Bringing stakeholders from across the supply chain together, including energy suppliers, port owners, vessel/vehicle owners, logistics companies, along with investors and financiers, is said to be crucial in establishing opportunities and creating a platform to mobilise infrastructural investment.
Dr Tristan Smith, Principal Investigator of DUKFT, Associate Professor at UCL, said: “The research has shown that when effort was invested to bring stakeholders from different parts of freight value chains together (industry, academia, NGO and government stakeholders), there was benefit to identify a shared vision and co-create ideas for both public and private actions aligned with unlocking investment in decarbonisation.”
Dr Nishatabbas Rehmatulla, Co-investigator and project manager of DUKFT, Principal Research Fellow at UCL said: “Early movers can mobilise and de-risk investment in the emergence phase of the transition by establishing alliances and initiatives, ahead of regulations.
“Alliances between cargo owners which aggregate local/regional demand for zero emission fuelled freight services, thereby creating long-term offtake agreements of future fuel usage between fleet operators and suppliers, can be highly valuable kickstart the diffusion of fuels and technologies.”
Decarbonising UK Freight Transport is part of the Decarbonising Transport Networks+ programme. This programme is funded by the Engineering and Physical Sciences Research Council (EPSRC), which is part of UK Research and Innovation (UKRI).
Heriot-Watt University and the University of Glasgow are leading a separate UK-wide consultation about how digital technologies can accelerate the decarbonisation of transport.

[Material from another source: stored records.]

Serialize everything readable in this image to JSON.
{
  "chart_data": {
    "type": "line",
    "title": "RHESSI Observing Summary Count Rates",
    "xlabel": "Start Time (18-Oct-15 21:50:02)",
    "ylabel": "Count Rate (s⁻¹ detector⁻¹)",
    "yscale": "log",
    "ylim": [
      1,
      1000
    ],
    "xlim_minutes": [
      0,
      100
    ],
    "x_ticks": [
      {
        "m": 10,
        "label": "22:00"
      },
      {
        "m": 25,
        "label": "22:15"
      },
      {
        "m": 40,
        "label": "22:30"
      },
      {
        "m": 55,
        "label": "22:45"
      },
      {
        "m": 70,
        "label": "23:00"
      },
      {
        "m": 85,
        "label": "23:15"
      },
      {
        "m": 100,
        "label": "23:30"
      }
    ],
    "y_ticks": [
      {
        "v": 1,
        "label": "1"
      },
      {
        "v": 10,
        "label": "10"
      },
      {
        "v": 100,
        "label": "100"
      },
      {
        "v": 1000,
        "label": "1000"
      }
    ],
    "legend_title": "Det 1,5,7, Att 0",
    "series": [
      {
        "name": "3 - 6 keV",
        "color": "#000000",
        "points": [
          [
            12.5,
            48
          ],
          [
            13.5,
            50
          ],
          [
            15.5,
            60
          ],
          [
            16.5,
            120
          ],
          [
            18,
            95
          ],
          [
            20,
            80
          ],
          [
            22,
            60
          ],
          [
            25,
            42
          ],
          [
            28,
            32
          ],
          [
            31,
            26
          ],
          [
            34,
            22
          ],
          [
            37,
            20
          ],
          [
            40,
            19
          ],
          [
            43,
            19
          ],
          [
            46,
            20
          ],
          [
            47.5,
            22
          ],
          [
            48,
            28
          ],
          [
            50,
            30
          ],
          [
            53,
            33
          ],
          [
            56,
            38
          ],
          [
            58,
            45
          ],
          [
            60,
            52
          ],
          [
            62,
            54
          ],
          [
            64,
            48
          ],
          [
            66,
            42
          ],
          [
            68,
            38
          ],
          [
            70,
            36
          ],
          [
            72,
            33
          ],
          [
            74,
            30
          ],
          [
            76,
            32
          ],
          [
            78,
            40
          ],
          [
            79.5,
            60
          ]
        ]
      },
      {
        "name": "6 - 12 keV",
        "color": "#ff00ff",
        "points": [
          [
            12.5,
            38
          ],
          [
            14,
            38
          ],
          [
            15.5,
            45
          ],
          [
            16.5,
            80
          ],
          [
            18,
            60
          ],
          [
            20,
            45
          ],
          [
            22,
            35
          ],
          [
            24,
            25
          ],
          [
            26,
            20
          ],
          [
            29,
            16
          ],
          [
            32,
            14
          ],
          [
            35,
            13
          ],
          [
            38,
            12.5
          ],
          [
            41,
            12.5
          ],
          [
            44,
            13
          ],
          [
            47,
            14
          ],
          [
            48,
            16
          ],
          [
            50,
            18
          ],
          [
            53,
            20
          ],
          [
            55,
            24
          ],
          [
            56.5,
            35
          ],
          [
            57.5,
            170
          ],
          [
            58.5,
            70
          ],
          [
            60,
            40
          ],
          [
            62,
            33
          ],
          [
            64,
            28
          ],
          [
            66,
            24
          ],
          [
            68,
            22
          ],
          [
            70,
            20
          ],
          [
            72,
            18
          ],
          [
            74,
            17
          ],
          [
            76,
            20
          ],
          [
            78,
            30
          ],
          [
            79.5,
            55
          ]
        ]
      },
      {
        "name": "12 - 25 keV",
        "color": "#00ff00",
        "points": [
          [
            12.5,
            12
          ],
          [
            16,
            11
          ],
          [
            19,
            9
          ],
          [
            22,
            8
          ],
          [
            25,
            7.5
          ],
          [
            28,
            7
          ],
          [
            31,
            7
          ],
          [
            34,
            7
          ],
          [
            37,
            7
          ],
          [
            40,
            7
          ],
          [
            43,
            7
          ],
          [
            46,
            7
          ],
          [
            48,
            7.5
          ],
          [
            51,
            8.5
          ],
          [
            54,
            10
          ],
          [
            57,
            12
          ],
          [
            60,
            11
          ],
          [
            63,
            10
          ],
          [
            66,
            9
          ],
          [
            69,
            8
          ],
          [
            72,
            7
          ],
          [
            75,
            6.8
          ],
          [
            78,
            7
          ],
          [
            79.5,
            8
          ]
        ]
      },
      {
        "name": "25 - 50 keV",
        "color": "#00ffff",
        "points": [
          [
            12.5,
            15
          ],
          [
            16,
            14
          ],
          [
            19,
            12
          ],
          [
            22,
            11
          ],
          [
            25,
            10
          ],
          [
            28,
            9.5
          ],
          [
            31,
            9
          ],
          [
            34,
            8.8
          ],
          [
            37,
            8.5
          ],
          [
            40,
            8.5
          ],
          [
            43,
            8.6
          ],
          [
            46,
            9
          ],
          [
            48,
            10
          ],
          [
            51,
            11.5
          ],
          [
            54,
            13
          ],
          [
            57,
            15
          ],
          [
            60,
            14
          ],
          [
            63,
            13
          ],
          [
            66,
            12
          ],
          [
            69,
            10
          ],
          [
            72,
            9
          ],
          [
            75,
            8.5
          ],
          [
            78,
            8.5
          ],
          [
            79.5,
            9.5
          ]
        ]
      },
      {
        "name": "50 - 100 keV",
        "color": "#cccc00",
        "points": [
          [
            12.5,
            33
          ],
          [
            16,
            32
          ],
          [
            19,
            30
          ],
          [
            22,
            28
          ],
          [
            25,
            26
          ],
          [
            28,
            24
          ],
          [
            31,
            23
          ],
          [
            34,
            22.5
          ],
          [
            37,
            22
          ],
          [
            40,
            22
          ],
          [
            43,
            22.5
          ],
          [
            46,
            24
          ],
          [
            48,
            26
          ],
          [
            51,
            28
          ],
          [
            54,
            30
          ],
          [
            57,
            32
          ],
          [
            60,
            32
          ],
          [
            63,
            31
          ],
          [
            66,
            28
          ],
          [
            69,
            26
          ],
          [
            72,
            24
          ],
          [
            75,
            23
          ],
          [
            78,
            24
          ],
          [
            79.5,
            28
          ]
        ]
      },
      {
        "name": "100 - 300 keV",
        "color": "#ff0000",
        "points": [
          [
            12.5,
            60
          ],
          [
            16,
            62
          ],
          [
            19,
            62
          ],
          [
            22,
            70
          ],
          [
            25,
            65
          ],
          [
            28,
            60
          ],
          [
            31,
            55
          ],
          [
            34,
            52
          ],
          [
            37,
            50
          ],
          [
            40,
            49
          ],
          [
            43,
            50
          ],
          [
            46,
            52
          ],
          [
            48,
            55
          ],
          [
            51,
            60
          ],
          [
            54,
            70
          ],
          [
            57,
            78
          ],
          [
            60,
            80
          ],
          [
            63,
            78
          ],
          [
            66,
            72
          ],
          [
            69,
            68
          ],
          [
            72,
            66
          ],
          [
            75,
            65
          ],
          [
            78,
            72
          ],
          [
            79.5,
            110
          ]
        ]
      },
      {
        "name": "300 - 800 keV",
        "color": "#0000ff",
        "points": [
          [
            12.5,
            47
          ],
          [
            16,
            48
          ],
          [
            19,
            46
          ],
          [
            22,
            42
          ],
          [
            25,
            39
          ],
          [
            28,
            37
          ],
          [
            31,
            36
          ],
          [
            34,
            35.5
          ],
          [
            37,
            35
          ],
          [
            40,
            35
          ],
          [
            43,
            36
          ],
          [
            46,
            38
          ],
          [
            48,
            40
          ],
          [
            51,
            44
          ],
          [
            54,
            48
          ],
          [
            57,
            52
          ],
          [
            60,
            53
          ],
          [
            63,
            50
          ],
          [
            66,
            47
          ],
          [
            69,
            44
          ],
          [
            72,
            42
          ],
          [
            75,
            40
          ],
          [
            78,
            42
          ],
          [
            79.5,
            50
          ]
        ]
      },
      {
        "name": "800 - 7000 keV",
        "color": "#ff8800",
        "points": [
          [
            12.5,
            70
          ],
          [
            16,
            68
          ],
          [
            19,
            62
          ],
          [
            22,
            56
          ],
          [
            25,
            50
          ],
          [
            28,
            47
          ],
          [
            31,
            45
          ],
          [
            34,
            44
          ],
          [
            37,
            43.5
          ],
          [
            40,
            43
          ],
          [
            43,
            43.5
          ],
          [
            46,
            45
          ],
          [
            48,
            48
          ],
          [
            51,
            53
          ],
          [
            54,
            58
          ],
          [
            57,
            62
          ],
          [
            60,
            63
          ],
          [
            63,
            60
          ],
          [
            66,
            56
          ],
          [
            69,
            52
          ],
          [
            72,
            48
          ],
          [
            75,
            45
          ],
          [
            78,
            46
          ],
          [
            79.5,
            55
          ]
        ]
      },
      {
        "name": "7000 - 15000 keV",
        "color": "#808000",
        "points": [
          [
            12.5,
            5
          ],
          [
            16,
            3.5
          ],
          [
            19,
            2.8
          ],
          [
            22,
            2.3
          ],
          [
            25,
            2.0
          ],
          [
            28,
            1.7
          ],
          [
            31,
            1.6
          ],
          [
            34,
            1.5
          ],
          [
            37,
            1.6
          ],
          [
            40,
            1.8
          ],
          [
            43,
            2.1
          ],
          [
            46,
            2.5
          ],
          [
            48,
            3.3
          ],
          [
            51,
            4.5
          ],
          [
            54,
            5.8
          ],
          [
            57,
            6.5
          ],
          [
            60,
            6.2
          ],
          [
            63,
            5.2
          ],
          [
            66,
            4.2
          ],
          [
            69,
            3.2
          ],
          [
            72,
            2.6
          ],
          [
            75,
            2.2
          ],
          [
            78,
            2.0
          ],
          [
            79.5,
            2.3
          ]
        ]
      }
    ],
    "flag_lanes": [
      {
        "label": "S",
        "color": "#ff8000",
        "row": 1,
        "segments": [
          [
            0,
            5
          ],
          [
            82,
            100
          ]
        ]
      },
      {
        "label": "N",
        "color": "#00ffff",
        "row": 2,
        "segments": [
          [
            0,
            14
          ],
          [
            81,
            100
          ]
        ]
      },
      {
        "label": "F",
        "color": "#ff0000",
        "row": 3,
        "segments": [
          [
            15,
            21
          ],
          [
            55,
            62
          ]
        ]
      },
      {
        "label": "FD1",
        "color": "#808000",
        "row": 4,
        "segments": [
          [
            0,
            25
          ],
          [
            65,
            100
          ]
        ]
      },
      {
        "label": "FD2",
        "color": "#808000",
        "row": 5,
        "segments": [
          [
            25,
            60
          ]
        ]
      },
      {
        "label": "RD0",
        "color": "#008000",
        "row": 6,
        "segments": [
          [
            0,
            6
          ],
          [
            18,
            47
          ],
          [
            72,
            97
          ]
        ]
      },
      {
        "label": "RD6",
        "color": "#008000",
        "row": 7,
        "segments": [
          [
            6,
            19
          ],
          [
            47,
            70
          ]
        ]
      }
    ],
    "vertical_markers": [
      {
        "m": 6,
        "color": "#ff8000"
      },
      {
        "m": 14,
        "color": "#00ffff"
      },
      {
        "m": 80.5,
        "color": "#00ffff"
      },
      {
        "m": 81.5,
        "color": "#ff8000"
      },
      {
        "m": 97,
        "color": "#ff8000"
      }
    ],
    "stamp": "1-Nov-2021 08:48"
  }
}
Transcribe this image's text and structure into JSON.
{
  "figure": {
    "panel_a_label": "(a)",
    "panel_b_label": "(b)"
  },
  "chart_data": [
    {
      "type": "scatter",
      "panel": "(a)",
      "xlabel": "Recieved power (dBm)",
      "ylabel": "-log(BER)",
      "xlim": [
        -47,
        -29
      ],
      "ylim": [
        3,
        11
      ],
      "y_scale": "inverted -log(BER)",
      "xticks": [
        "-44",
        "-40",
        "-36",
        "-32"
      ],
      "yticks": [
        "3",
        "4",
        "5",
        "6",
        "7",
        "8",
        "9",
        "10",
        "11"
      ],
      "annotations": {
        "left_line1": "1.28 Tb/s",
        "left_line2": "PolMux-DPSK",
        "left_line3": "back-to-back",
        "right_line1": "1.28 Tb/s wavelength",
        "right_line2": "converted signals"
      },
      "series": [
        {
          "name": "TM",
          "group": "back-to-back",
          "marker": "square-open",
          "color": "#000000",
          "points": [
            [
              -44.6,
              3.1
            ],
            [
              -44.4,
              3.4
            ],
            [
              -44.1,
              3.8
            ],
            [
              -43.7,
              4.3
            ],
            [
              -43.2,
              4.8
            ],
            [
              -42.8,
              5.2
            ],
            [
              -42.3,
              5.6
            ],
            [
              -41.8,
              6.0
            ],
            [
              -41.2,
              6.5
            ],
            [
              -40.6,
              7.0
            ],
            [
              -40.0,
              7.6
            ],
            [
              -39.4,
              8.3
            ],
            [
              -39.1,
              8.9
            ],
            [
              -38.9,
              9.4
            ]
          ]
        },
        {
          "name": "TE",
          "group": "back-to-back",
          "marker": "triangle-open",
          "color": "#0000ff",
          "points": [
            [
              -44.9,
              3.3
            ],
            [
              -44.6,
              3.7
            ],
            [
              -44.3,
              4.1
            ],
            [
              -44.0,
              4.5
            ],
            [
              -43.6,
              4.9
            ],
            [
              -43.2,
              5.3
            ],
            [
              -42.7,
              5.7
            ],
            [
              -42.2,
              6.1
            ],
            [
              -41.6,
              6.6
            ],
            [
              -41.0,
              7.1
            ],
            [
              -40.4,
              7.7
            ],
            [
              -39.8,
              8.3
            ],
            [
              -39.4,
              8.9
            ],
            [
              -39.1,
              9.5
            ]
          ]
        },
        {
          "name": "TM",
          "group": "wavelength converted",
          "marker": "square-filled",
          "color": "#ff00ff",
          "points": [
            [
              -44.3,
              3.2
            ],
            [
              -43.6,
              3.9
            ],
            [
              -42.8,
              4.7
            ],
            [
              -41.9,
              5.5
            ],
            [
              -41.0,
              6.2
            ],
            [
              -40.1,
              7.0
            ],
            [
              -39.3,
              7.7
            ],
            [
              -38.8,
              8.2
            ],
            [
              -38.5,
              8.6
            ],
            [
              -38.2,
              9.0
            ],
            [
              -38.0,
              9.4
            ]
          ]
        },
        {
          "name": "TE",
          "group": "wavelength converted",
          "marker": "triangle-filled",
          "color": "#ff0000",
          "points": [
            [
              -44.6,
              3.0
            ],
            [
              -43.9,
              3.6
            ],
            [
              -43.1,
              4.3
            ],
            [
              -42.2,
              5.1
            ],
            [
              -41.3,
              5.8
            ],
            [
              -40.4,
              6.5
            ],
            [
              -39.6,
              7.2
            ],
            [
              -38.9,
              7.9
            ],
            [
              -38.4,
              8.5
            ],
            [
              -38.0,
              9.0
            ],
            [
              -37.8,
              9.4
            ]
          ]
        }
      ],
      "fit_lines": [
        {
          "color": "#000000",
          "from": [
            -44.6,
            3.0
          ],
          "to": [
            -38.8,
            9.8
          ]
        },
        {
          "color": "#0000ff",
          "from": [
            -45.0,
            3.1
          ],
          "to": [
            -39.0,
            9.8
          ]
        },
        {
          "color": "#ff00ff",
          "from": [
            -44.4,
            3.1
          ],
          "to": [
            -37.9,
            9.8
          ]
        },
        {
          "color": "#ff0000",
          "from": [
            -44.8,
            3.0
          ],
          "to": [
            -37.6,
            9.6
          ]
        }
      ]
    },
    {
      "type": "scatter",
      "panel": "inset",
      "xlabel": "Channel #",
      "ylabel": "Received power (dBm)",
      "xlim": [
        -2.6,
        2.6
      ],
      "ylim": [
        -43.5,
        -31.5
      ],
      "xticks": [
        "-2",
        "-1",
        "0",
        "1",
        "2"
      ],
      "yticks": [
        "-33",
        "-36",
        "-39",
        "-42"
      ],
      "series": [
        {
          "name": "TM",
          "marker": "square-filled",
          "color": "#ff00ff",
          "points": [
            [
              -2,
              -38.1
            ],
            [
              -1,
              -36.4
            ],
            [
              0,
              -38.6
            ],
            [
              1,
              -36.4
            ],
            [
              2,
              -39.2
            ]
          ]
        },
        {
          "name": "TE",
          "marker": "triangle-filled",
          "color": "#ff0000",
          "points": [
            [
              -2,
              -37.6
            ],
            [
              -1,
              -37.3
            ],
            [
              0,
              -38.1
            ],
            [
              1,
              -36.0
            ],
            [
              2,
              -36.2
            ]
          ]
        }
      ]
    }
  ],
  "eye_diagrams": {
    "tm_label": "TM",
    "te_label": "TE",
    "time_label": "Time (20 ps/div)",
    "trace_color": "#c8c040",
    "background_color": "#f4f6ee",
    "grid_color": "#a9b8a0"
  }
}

The Twinning for Decarbonising Project, or TransiT, will involve to creating digital twins of the UK transport infrastructure, which can be used to model different net zero scenarios.
Digital twins are sophisticated computer simulations of real-life objects, processes or systems which can help guide decisions about how their performance can be improved. This allows for rapid simulation of many alternative future scenarios to guide technology investments.
TransiT is supported by the Engineering and Physical Sciences Research Council (EPSRC), part of UKRI and the main funding body for engineering and physical sciences research in the UK.